Idolatry and religion

It strikes me as odd that all the religions of the 'Book', i.e. Judaism, Christianity, and Islam, all condemn idolatry, yet they also talk of the 'Book' itself, the Tanahk and other vesions, and its offshoots, the New Testament, the Koran, the Book of Mormon, etc. as the written Word of God, which is by definition idolatry.

Beyond that, we know that the Tanahk (the Old Testament as used by the people that wrote it) was written using only consonants with no spaces to separate the words or sentences. It has been translated differently by each non-Jewish sect that has used it, and in translating it, the individual books have been put in different orders, and some books have been left out, while other books that weren't originally included have been added.
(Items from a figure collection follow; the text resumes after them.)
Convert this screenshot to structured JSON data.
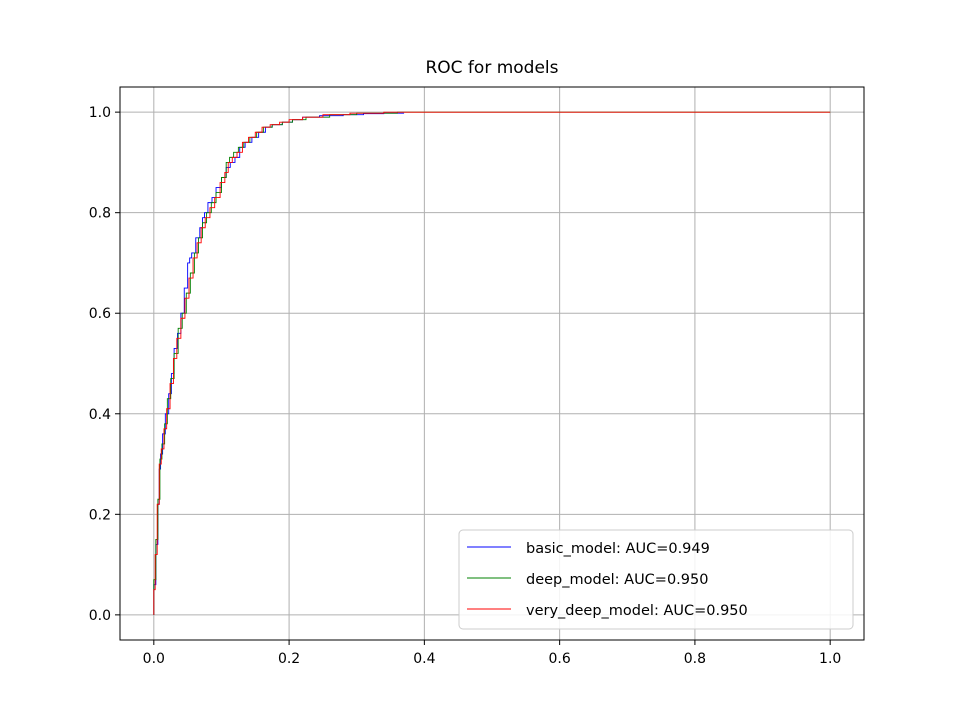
{
  "chart_data": {
    "type": "line",
    "title": "ROC for models",
    "xlabel": "",
    "ylabel": "",
    "xlim": [
      -0.05,
      1.05
    ],
    "ylim": [
      -0.05,
      1.05
    ],
    "xticks": [
      0.0,
      0.2,
      0.4,
      0.6,
      0.8,
      1.0
    ],
    "xtick_labels": [
      "0.0",
      "0.2",
      "0.4",
      "0.6",
      "0.8",
      "1.0"
    ],
    "yticks": [
      0.0,
      0.2,
      0.4,
      0.6,
      0.8,
      1.0
    ],
    "ytick_labels": [
      "0.0",
      "0.2",
      "0.4",
      "0.6",
      "0.8",
      "1.0"
    ],
    "grid": true,
    "legend_position": "lower-right",
    "series": [
      {
        "name": "basic_model: AUC=0.949",
        "color": "#0000ff",
        "x": [
          0.0,
          0.0,
          0.003,
          0.003,
          0.006,
          0.006,
          0.008,
          0.008,
          0.01,
          0.01,
          0.013,
          0.013,
          0.017,
          0.017,
          0.022,
          0.022,
          0.026,
          0.026,
          0.03,
          0.03,
          0.035,
          0.035,
          0.04,
          0.04,
          0.045,
          0.045,
          0.05,
          0.05,
          0.053,
          0.053,
          0.056,
          0.056,
          0.062,
          0.062,
          0.068,
          0.068,
          0.072,
          0.072,
          0.075,
          0.075,
          0.08,
          0.08,
          0.086,
          0.086,
          0.092,
          0.092,
          0.1,
          0.1,
          0.107,
          0.107,
          0.113,
          0.113,
          0.12,
          0.12,
          0.127,
          0.127,
          0.135,
          0.135,
          0.145,
          0.145,
          0.155,
          0.155,
          0.165,
          0.165,
          0.175,
          0.175,
          0.19,
          0.19,
          0.205,
          0.205,
          0.22,
          0.22,
          0.245,
          0.245,
          0.28,
          0.28,
          0.31,
          0.31,
          0.34,
          0.34,
          0.37
        ],
        "y": [
          0.0,
          0.06,
          0.06,
          0.14,
          0.14,
          0.22,
          0.22,
          0.29,
          0.29,
          0.32,
          0.32,
          0.36,
          0.36,
          0.4,
          0.4,
          0.44,
          0.44,
          0.48,
          0.48,
          0.53,
          0.53,
          0.56,
          0.56,
          0.6,
          0.6,
          0.65,
          0.65,
          0.7,
          0.7,
          0.71,
          0.71,
          0.72,
          0.72,
          0.75,
          0.75,
          0.77,
          0.77,
          0.79,
          0.79,
          0.8,
          0.8,
          0.82,
          0.82,
          0.83,
          0.83,
          0.85,
          0.85,
          0.87,
          0.87,
          0.89,
          0.89,
          0.9,
          0.9,
          0.91,
          0.91,
          0.93,
          0.93,
          0.94,
          0.94,
          0.95,
          0.95,
          0.96,
          0.96,
          0.97,
          0.97,
          0.975,
          0.975,
          0.98,
          0.98,
          0.985,
          0.985,
          0.99,
          0.99,
          0.993,
          0.993,
          0.995,
          0.995,
          0.997,
          0.997,
          0.998,
          0.998
        ]
      },
      {
        "name": "deep_model: AUC=0.950",
        "color": "#008000",
        "x": [
          0.0,
          0.0,
          0.003,
          0.003,
          0.006,
          0.006,
          0.009,
          0.009,
          0.012,
          0.012,
          0.016,
          0.016,
          0.02,
          0.02,
          0.025,
          0.025,
          0.03,
          0.03,
          0.036,
          0.036,
          0.042,
          0.042,
          0.048,
          0.048,
          0.054,
          0.054,
          0.06,
          0.06,
          0.066,
          0.066,
          0.072,
          0.072,
          0.078,
          0.078,
          0.085,
          0.085,
          0.092,
          0.092,
          0.1,
          0.1,
          0.107,
          0.107,
          0.112,
          0.112,
          0.118,
          0.118,
          0.125,
          0.125,
          0.133,
          0.133,
          0.142,
          0.142,
          0.152,
          0.152,
          0.162,
          0.162,
          0.175,
          0.175,
          0.19,
          0.19,
          0.205,
          0.205,
          0.225,
          0.225,
          0.26,
          0.26,
          0.3,
          0.3,
          0.36,
          0.36,
          1.0
        ],
        "y": [
          0.0,
          0.07,
          0.07,
          0.15,
          0.15,
          0.23,
          0.23,
          0.31,
          0.31,
          0.34,
          0.34,
          0.38,
          0.38,
          0.43,
          0.43,
          0.47,
          0.47,
          0.52,
          0.52,
          0.57,
          0.57,
          0.6,
          0.6,
          0.64,
          0.64,
          0.68,
          0.68,
          0.72,
          0.72,
          0.75,
          0.75,
          0.78,
          0.78,
          0.8,
          0.8,
          0.82,
          0.82,
          0.84,
          0.84,
          0.87,
          0.87,
          0.9,
          0.9,
          0.91,
          0.91,
          0.92,
          0.92,
          0.93,
          0.93,
          0.94,
          0.94,
          0.95,
          0.95,
          0.96,
          0.96,
          0.97,
          0.97,
          0.975,
          0.975,
          0.98,
          0.98,
          0.985,
          0.985,
          0.99,
          0.99,
          0.995,
          0.995,
          0.998,
          0.998,
          1.0,
          1.0
        ]
      },
      {
        "name": "very_deep_model: AUC=0.950",
        "color": "#ff0000",
        "x": [
          0.0,
          0.0,
          0.002,
          0.002,
          0.005,
          0.005,
          0.008,
          0.008,
          0.011,
          0.011,
          0.015,
          0.015,
          0.019,
          0.019,
          0.024,
          0.024,
          0.029,
          0.029,
          0.034,
          0.034,
          0.04,
          0.04,
          0.046,
          0.046,
          0.052,
          0.052,
          0.058,
          0.058,
          0.064,
          0.064,
          0.07,
          0.07,
          0.076,
          0.076,
          0.083,
          0.083,
          0.09,
          0.09,
          0.098,
          0.098,
          0.105,
          0.105,
          0.11,
          0.11,
          0.116,
          0.116,
          0.123,
          0.123,
          0.131,
          0.131,
          0.14,
          0.14,
          0.15,
          0.15,
          0.16,
          0.16,
          0.172,
          0.172,
          0.186,
          0.186,
          0.2,
          0.2,
          0.22,
          0.22,
          0.25,
          0.25,
          0.29,
          0.29,
          0.34,
          0.34,
          1.0
        ],
        "y": [
          0.0,
          0.05,
          0.05,
          0.12,
          0.12,
          0.22,
          0.22,
          0.3,
          0.3,
          0.33,
          0.33,
          0.37,
          0.37,
          0.41,
          0.41,
          0.46,
          0.46,
          0.51,
          0.51,
          0.55,
          0.55,
          0.59,
          0.59,
          0.63,
          0.63,
          0.67,
          0.67,
          0.71,
          0.71,
          0.74,
          0.74,
          0.77,
          0.77,
          0.79,
          0.79,
          0.81,
          0.81,
          0.83,
          0.83,
          0.86,
          0.86,
          0.88,
          0.88,
          0.9,
          0.9,
          0.91,
          0.91,
          0.92,
          0.92,
          0.94,
          0.94,
          0.95,
          0.95,
          0.96,
          0.96,
          0.97,
          0.97,
          0.975,
          0.975,
          0.98,
          0.98,
          0.985,
          0.985,
          0.99,
          0.99,
          0.995,
          0.995,
          0.998,
          0.998,
          1.0,
          1.0
        ]
      }
    ]
  }
}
If you read the English translation of the Tanahk used by English-speaking Jews, you find that not only do the individual books tell a decidedly different story than the translations used by the Catholics, Protestants, etc, but that the original order of the books tell a different meta-story than the order used by the others.

I have no problem with the idea that a book is inspired by God as far as individual spritual purposes go (I've always felt that way about Stranger in a Strange Land by Heinlein), but when you start thinking in terms of putting people to the sword because they interpret the book differently or simply don't buy it at all, I don't think that any book can legitimately say that that outcome is either condoned by, or inspired by, God. It is merely allowed within the confines of His Laws.

Throughout history, every death that was suposedly inspired by God or commanded by God was, in fact, nothing more than a murder committed by someone who longed for the 'happiness of the knife', and was committed in a milieu that accepted the claim of piety as a justification for murder.

Self-defense is valid based of the face-value assessment of God's creation, but self-defense is always counter-violence (violence in response to violence or the credible threat of violence), but violence against those who only think or believe differently than you do is merely violence to satisfy ones own desire to commit acts of violence.

'Thou shalt not kill.' (∞© God)

2 comments:

  1. You may be interested in the saying

    "Idol makers are never idolaters."

    ReplyDelete
  2. Yeeeessss, the sheep and the wolves.